Officials recommend that people returning from travel or a study abroad program in Italy self-isolate at home for 14 days, even if they are not exhibiting fever or respiratory symptoms. Should symptoms develop, they are urged to contact a health provider for testing.

Pritzker cautioned against stigmatizing people from a certain region or country.

"This virus isn't specific to any one ethnicity, nationality or population," he said. "Nothing fuels hate or hysteria faster than fear-induced xenophobia."

The four other coronavirus cases involving two married couples -- all older than 60 -- were reported in January and February. The first couple, who live in Chicago, have recovered. The second couple are in good condition and in isolation at home in suburban Cook County, officials said.

                                                                                                                                                                                                                       
 

"We understand people are concerned, but we want to reassure residents that we have been working with local health departments, hospitals, clinicians, the CDC and other state agencies around the clock and are using every resource at our disposal to prepare," Ezike said.

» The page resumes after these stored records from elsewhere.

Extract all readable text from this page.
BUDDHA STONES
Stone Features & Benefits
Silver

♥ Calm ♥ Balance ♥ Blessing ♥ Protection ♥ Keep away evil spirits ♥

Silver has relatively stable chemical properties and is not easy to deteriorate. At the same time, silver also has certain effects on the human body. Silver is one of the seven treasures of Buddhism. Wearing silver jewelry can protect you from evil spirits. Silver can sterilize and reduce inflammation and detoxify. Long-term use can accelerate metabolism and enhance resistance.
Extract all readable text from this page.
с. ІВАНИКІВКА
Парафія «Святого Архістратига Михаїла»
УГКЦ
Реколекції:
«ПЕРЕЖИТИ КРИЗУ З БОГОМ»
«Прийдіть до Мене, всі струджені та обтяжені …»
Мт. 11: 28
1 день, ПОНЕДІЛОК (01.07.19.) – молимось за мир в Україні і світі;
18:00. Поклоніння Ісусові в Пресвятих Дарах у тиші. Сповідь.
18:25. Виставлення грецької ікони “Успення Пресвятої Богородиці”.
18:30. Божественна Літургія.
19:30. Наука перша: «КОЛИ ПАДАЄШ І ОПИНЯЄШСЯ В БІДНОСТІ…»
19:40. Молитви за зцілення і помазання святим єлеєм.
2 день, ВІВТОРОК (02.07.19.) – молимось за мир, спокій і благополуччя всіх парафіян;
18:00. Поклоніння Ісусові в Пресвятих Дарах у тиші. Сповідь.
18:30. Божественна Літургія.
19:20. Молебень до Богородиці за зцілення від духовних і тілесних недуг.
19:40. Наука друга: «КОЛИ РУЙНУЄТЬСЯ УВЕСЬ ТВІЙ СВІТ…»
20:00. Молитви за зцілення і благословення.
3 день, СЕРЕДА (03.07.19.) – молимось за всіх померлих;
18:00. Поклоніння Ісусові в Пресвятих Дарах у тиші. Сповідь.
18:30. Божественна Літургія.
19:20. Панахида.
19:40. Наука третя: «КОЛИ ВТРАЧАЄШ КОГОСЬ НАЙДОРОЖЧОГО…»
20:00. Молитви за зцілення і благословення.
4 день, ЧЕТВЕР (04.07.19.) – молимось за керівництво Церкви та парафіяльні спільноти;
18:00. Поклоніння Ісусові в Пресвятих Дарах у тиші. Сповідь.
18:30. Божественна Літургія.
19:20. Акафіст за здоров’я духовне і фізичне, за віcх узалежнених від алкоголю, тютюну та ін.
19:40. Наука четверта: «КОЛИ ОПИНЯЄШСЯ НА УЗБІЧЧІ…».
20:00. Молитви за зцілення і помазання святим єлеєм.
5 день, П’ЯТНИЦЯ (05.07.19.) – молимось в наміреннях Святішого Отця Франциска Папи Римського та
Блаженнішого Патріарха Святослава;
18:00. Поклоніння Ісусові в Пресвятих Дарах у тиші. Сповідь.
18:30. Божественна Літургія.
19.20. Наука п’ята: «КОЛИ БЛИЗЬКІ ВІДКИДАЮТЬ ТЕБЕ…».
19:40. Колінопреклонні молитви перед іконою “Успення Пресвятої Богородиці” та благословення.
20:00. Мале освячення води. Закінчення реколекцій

The man in the second infected couple likely contracted the disease as a result of community transmission through domestic travel, Ezike said, since he had not traveled internationally nor had close contact with someone known to have COVID-19. His wife contracted it from him.

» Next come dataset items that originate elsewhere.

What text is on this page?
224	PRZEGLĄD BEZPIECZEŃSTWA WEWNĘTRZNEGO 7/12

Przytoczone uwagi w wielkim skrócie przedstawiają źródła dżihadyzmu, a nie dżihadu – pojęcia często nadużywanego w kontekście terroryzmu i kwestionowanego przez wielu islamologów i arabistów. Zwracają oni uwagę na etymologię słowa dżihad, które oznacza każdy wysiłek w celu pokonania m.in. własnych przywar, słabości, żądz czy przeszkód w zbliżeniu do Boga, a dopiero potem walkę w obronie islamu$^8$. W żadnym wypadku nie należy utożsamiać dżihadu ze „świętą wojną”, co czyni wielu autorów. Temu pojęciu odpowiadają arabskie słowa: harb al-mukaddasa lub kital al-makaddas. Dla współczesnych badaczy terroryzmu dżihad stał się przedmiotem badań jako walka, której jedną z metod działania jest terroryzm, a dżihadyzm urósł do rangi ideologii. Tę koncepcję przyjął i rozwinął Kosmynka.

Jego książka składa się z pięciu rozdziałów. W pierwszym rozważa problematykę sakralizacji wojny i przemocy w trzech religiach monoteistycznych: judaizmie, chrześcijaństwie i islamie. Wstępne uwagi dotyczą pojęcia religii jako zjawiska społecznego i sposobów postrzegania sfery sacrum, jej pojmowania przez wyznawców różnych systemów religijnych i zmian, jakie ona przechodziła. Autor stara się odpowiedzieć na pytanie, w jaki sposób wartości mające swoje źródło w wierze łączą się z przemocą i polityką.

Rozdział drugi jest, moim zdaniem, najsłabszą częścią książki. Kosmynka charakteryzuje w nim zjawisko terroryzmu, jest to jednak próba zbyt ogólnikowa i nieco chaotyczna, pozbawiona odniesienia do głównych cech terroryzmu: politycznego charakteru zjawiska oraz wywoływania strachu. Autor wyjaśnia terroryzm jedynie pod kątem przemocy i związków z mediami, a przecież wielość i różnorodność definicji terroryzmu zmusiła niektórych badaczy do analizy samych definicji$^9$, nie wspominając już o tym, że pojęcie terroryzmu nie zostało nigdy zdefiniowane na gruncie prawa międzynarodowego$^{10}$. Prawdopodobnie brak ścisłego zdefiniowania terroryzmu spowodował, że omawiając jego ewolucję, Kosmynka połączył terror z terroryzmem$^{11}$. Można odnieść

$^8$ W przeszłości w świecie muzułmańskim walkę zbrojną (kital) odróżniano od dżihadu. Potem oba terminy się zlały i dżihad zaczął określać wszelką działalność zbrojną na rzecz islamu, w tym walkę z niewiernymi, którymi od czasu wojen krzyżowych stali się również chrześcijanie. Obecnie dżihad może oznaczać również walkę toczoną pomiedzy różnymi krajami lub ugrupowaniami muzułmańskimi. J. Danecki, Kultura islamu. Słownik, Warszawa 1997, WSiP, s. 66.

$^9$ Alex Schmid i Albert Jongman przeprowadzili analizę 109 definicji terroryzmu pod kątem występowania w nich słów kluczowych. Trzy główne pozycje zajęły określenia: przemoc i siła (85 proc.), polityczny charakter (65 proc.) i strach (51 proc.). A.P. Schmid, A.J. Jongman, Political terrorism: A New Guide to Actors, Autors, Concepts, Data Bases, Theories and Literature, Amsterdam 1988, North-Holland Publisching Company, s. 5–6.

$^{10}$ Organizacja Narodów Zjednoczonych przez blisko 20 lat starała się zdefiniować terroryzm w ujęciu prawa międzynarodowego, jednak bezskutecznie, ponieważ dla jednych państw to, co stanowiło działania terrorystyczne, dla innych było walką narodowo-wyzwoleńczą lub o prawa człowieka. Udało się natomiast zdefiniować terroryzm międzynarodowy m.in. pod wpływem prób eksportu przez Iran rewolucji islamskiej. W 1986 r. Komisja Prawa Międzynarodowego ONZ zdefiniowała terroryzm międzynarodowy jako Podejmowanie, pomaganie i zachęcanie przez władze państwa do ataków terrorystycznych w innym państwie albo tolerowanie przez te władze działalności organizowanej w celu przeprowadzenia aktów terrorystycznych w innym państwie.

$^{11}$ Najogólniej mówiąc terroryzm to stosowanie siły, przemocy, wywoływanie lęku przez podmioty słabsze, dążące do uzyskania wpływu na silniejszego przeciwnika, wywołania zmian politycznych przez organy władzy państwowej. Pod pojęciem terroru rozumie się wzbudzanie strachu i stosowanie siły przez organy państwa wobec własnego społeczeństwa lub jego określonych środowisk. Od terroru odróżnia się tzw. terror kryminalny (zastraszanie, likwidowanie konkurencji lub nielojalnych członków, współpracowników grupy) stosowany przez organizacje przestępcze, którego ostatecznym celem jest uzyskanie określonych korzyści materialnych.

"Community spread here in Illinois is expected," she said. "However, at this time we are not seeing widespread transmission of this virus in the general public."

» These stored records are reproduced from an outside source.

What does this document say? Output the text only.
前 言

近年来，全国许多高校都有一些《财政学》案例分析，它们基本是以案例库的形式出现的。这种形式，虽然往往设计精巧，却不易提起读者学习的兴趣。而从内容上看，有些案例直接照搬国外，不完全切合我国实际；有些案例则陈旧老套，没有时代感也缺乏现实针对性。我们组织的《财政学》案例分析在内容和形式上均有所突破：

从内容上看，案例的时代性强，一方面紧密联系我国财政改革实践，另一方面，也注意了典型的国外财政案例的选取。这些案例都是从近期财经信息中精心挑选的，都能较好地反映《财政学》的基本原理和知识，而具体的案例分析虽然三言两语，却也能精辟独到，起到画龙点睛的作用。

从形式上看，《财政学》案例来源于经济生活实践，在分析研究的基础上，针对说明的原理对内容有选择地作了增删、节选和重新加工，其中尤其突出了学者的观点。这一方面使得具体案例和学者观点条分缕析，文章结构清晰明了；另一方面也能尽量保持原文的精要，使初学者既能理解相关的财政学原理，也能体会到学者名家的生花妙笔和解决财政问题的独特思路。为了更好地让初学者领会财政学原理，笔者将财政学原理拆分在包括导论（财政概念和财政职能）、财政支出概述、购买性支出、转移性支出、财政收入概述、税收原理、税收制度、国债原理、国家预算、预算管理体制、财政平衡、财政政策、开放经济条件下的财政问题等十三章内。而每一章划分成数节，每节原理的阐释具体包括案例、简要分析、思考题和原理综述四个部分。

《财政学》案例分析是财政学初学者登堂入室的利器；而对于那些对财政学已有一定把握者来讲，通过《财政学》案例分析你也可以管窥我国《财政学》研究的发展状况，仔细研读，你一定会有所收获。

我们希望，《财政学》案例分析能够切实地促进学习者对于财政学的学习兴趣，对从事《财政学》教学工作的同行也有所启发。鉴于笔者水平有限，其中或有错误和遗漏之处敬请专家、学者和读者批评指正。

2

Public health officials are working with hospitals to assess bed capacity and to inventory supplies of protective gear.

The state is partnering with seven hospitals in Cook County, two hospitals in other parts of northern Illinois, and two hospitals in southern and central Illinois to conduct surveillance testing -- a voluntary program for people who test negative for influenza. Participating hospitals will send samples to one of three state labs to confirm whether those people have the coronavirus.

"This surveillance will help us determine if the virus is circulating in the community and to what extent," Ezike said. "With that information, we can tailor our response and better protect the health of all of our citizens. This continues to be a rapidly evolving situation."